Nationalism needs separate and competing visions for ‘unification’…

Although discussion on unity within unionism, or more broadly unionist realignment has been ongoing for some time, there has been little word of the same within nationalism.  Until, that is, Declan O’Loan made his surprise intervention a few weeks back.

Perhaps the North Antrim MLA realized in the wake of the Westminster vote there was only one nationalist quota left for two sitting nationalist MLAs. In which case he would have to eat even further into Sinn Féin’s transfer vote in order to retain his seat.

In fact the debate itself, at least on Slugger, felt more like a weak shadow play of the more vigorous debate within unionist political circles.

Certainly there are shared aspects of the predicament that has befallen both the former incumbents of Ulster politics: the SDLP and the Ulster Unionists. The declining trend in their respective votes over the last ten years almost exactly mirror each other.

This suggests, despite the finger pointing at individual leaders neither were ever in control of the wider trends which have unremittingly forced both parties to the fringes of Northern Irish politics in the post Agreement era.

Both once shared a sense of entitlement to primacy within the system, although in the SDLP’s case that particular knock came earlier on when Sinn Féin’s Pat Doherty breasted to a comfortable victory over Agriculture Minister, Bríd Rogers back in 2001.

In the meantime the SDLP has failed to define new more viable battlegrounds for itself.  And not just in delineating meaningful difference with their closest rivals Sinn Féin, but to present a civil challenge over the constitutional question in ways that attract rather than repel support from the unionist quarter.

That failure to develop new intellectual capital may be another reason why an otherwise cautious, moderate and loyal member of the SDLP went so far off message.

Indeed the idea of a unified nationalist party has found favour with highly respected Nationalist commentators, like Fionnuala O’Connor, as a potentially desirable outcome.

And yet it is not entirely clear why. For one, it is not an outcome Sinn Féin either needs or desires. They are comfortable as the senior party within Northern Irish nationalism.
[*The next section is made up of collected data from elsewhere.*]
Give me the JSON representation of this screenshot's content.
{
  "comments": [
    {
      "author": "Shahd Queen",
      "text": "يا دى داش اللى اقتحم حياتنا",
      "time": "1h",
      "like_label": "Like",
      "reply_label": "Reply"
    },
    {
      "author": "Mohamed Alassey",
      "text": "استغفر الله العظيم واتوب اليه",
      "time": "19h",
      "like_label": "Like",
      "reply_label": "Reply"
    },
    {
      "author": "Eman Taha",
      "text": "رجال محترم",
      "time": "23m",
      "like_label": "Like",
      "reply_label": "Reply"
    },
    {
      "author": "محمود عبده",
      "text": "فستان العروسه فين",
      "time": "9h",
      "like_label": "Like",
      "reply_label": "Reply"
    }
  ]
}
A merger might bring them sufficient votes in the Assembly to take the First Minister’s job next Spring, but it could also trigger a counter move on the part of the unionist parties.

It also ignores the longer term, iterative effects of Proportional Representation on the body politic. PR naturally fragments larger interest groups into smaller ones. Single block parties of the kind we see in Britain and the US are the singular product of the ‘First Past The Post’ system.
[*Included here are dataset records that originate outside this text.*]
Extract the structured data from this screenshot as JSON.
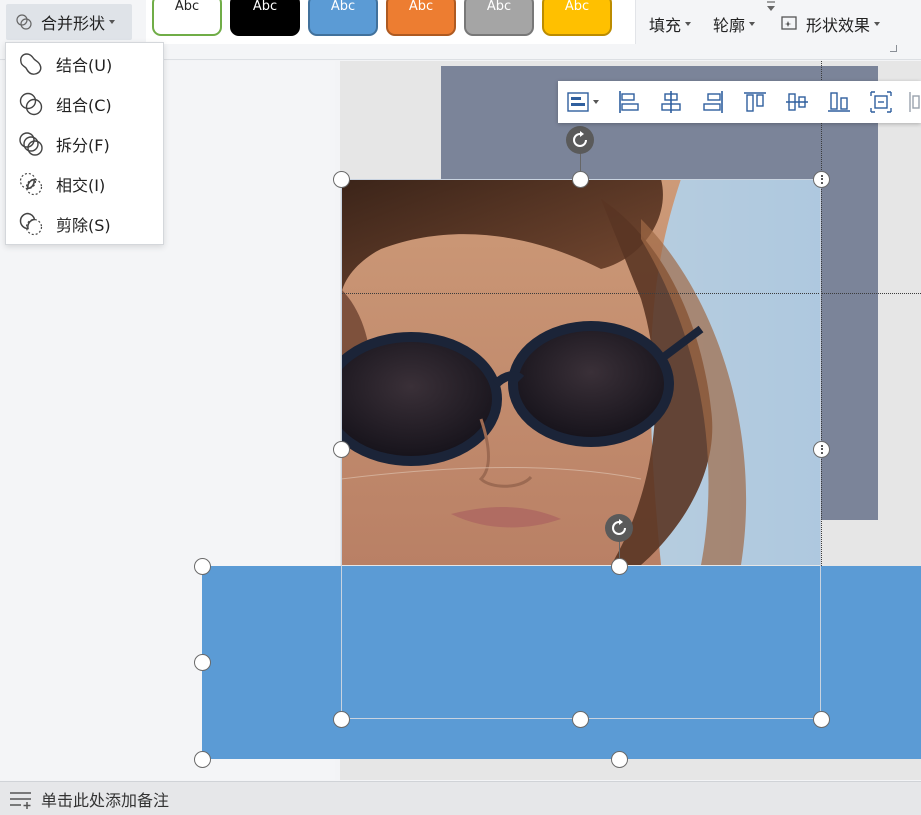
{
  "ribbon": {
    "merge_button_label": "合并形状",
    "style_tiles": [
      {
        "label": "Abc",
        "fill": "#ffffff",
        "border": "#70ad47",
        "text": "#222222"
      },
      {
        "label": "Abc",
        "fill": "#000000",
        "border": "#000000",
        "text": "#ffffff"
      },
      {
        "label": "Abc",
        "fill": "#5b9bd5",
        "border": "#41719c",
        "text": "#ffffff"
      },
      {
        "label": "Abc",
        "fill": "#ed7d31",
        "border": "#ae5a21",
        "text": "#ffffff"
      },
      {
        "label": "Abc",
        "fill": "#a5a5a5",
        "border": "#787878",
        "text": "#ffffff"
      },
      {
        "label": "Abc",
        "fill": "#ffc000",
        "border": "#bc8c00",
        "text": "#ffffff"
      }
    ],
    "fill_label": "填充",
    "outline_label": "轮廓",
    "effects_label": "形状效果"
  },
  "merge_menu": {
    "items": [
      {
        "label": "结合(U)",
        "icon": "union-icon"
      },
      {
        "label": "组合(C)",
        "icon": "combine-icon"
      },
      {
        "label": "拆分(F)",
        "icon": "fragment-icon"
      },
      {
        "label": "相交(I)",
        "icon": "intersect-icon"
      },
      {
        "label": "剪除(S)",
        "icon": "subtract-icon"
      }
    ]
  },
  "align_toolbar": {
    "icons": [
      "smart-align-icon",
      "align-left-icon",
      "align-center-icon",
      "align-right-icon",
      "align-top-icon",
      "align-middle-icon",
      "align-bottom-icon",
      "distribute-horizontal-icon",
      "distribute-vertical-icon"
    ]
  },
  "colors": {
    "blue_shape": "#5b9bd5",
    "gray_shape": "#7b8499",
    "accent": "#4a90e2"
  },
  "notes": {
    "placeholder": "单击此处添加备注"
  }
}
In truth none of our political parties have been able to confront the reality of post conflict politics. For unionists the job is to turn from defending to promoting the union: a union, that for all the fears expressed up to and after the Belfast Agreement, remains largely intact.

For northern Irish nationalism the problem is tougher since it remains within the UK and a long way short of uniting the island in – as the Church of Ireland Protestant Wolfe Tone once put it – “the common name of Irishman”.

Talk of unifying the two main parties is poor compensation in the absence of a credible plan to bring that larger nationalist goal to fruition. Worse, it may only be ‘externalising’ its frustrations at the glacial rate of progress towards that ambitious goal.

It’s not helped by the fact that most nationalist leaders refuse to admit the problem thrown up by the population figures in the 2001 Census: in order to get what it wants, nationalism must make its case to a significant slice of the unionist population.

That’s a prospect relished by precious few within either of the main parties. After nearly forty years of a nasty, ill-tempered and deeply sectarian faction fight, it defies the commonest logic to make friends with people with whom cultural differences have been magnified through the prism of that same conflict.

For all its electoral success in the last ten years that is not a task Sinn Fein can achieve under its aegis alone: not least because of its close and abiding relationship with that conflicted past.

Ironically, nationalism’s best chance for unification may be to remain free to develop separate and competing visions for unification. And maybe, just maybe, to begin to ask the people of the south if they even want to play that ‘game’ anymore.